Please help me wih this problem. Thank you.
50*t+55*t=70
solve for t.
this is what i got im not sure if its right.
50t+55t=70
50t+55t=105t=70
70/105
t=1.5
To solve this problem, you can use the concept of relative speed.
Let's break down the information given:
- Brandon is traveling at a speed of 50 miles per hour (mi/h).
- Jon is traveling at a speed of 55 miles per hour (mi/h).
- The distance between their homes is 70 miles.
Since they both started at the same time and are heading towards each other, their combined speed will determine how quickly they meet.
To find the combined speed, add their individual speeds:
Combined speed = Brandon's speed + Jon's speed
Combined speed = 50 mi/h + 55 mi/h = 105 mi/h
Next, we can use the formula "distance = speed × time" to find the time it takes for them to meet.

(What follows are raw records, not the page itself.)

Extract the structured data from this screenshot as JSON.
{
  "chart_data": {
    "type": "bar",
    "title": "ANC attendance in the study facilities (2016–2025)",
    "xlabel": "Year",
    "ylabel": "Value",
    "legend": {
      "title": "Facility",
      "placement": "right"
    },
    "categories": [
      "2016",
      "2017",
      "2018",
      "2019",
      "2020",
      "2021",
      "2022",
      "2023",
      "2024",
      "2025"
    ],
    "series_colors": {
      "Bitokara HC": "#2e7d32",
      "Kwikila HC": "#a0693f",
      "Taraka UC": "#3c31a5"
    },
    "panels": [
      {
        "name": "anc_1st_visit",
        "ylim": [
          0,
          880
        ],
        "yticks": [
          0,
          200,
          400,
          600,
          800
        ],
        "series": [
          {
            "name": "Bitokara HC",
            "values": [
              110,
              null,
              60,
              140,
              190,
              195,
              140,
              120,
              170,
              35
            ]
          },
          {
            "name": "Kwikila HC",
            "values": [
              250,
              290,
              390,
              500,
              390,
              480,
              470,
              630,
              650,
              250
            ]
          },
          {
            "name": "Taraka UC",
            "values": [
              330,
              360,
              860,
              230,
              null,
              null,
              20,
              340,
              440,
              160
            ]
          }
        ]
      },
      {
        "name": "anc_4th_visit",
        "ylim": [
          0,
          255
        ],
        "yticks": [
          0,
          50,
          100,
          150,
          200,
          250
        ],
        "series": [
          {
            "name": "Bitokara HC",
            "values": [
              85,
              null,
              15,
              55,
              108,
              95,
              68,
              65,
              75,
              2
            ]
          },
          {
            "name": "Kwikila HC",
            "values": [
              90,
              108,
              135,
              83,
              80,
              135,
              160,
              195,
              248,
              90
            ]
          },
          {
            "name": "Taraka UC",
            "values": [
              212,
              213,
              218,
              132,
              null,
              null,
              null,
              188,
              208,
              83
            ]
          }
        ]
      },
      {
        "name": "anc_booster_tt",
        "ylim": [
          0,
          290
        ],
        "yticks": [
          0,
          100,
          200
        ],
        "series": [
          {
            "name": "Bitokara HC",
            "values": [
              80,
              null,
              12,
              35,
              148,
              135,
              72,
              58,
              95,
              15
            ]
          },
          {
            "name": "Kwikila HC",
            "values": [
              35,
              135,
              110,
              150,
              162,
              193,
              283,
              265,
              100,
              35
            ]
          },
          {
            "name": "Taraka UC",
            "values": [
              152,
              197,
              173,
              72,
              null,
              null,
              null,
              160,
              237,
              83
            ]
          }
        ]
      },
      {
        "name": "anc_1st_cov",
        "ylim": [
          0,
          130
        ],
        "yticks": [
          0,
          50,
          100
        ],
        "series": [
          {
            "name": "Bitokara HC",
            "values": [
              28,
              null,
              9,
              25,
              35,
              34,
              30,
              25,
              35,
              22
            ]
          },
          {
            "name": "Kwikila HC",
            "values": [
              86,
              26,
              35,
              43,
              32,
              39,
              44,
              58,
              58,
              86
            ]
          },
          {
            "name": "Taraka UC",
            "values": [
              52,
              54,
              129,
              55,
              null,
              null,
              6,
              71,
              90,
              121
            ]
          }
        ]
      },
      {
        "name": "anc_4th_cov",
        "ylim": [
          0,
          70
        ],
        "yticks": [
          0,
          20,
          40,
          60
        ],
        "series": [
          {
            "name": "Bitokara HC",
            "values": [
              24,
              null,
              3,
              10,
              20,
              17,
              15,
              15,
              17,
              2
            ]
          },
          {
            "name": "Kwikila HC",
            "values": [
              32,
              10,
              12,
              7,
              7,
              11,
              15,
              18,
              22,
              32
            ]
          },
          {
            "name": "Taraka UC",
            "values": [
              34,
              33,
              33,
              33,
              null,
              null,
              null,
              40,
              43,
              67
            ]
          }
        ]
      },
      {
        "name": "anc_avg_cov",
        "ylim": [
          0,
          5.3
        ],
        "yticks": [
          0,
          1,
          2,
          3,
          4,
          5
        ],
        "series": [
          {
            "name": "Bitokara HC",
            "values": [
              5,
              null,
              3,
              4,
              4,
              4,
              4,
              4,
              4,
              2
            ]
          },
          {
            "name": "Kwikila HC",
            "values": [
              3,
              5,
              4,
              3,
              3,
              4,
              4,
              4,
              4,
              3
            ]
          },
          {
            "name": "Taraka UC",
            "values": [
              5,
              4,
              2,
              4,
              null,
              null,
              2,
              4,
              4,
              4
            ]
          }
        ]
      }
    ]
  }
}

Let's assume they meet after time t (in hours).
For Brandon:
Distance traveled by Brandon = Brandon's speed × time = 50t miles
For Jon:
Distance traveled by Jon = Jon's speed × time = 55t miles
Since they meet when the sum of their distances is the total distance between their homes (70 miles), we can set up the equation:
Distance traveled by Brandon + Distance traveled by Jon = Total distance
50t + 55t = 70
Combining like terms:
105t = 70
Divide both sides by 105:
t = 70 / 105
Simplifying:
t = 2/3
Therefore, they traveled for 2/3 of an hour, or approximately 40 minutes, before they met.